Archive for November, 2005

Take a course at MIT

Monday, November 14th, 2005

Why didn’t I know about this before? MIT have all their course material available, online. Wow. Now I can finally patch up my maths knowledge and take that primer on Number Theory I’ve been meaning to do for so long.

Style and content

Thursday, November 10th, 2005

The speaker at church on Sunday wasn’t up to much, frankly. He was a guest speaker from Scotland, and a friend of the pastor (so I have to be a bit careful what I say). He came to talk about worship. I think. I’m not totally clear, to be honest. The thing is, his sermon consisted of 50% pop-psychology (“You’re going to die; live with it”, “You’re not that important”, etc), 40% meaningless Evangelical jargon (“As I was preparing this morning I really felt God wanted me to [x]”), 5% awkward (sorry, “spiritual”) silence and 5% of actual content. Some of that 5%, I’ll admit, wasn’t bad, but it wasn’t much and it was mostly drowned out by the handwavey waffle of the rest of the talk. He threw in a couple of verses at the beginning before veering wildly off course and then skipped over other Bible references because he “wanted to get to his point”. By the end of the sermon, I had no clear idea what his point actually was, or how it fitted in with his prescribed topic of worship.
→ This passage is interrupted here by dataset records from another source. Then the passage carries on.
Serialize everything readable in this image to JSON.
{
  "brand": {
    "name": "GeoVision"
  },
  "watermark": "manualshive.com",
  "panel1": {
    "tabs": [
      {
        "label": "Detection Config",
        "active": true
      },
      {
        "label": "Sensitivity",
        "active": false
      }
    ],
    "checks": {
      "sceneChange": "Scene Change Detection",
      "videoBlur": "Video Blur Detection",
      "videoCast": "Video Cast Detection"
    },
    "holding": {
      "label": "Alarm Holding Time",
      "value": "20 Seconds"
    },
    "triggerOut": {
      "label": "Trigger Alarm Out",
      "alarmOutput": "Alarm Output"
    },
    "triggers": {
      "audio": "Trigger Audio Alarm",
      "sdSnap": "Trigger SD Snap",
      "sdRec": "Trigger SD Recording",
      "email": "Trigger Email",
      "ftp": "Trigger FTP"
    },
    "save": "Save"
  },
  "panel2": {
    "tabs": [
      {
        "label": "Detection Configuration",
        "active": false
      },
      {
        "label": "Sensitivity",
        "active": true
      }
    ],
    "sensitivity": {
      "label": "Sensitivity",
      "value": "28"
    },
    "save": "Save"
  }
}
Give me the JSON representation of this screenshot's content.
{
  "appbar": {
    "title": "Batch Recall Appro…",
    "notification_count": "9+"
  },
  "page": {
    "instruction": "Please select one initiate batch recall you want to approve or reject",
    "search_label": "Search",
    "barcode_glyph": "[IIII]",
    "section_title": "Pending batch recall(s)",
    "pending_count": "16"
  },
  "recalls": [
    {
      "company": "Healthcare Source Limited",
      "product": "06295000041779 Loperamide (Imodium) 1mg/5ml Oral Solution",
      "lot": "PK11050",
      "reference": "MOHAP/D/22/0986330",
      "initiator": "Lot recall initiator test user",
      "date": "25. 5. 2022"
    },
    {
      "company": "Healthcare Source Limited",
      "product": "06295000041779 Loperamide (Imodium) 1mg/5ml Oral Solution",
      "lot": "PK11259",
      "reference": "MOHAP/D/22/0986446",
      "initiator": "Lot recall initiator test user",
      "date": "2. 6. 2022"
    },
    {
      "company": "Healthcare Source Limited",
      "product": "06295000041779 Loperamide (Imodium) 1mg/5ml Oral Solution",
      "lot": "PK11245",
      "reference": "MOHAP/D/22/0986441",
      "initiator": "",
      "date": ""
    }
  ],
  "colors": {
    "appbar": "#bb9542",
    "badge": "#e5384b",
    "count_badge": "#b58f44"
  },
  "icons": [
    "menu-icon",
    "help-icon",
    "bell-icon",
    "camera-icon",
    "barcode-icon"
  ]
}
So. It was quite surprising to me when, talking to another person from my church later on, that they thought it was a really good sermon. I didn’t say anything – because I’m a coward, I just ducked out of the conversation – but it niggled me. And the reason it niggled me is this: the guy could present. He could speak well; he was funny, he engaged with the congregation, he was animated and he held your attention. He was a very good, very natural public speaker. And – here’s the rub – people seem to have a tendency to confuse a good speaker with someone who has something worthwhile to say. So, even though he talked waffly nonsense for forty minutes, the fact that he presented it well made people feel they’d heard a good sermon.

Now, there’s nothing intrinsically bad or wrong with good presentation. Indeed, it makes ideas easier to communicate; it makes people more receptive to ideas and more likey to retain them afterwards if they are well presented. But to confuse the quality of the medium and the quality of the message is a bad thing, and something we very much need to be aware of.

It’s not dead

Tuesday, November 8th, 2005

Crazy busy at work. Eclectic linkdump:

Catholic Church in “Being Sensible. Again.” shocker. If this carries on, I may have to buy a rosary.

Beer cures cancer. Probably also causes it, too, though.

Coffee Beer. Sort of.


Wednesday, November 2nd, 2005

This article may as well have been written about me.

Why the next generation of consoles is going to be utterly irrelevent

Tuesday, November 1st, 2005

From Wired’s preview of PGR3 on the Xbox 360:

PGR2 focused its processing power on cars, not their environs. In PGR3, cities are 10 times more detailed. And – even though they’re usually just a blur as you whiz by – thousands of individually modeled spectators react to the action, cheering winners and jeering losers.

Yep, that’s right. Your hundreds of dollars of computing power are going into rendering even more accurate crowds that you’ll never actually see and won’t make the blindest bit of difference to how the game actually plays. Well, please excuse me if I’m not frothing at the mouth with excitement here.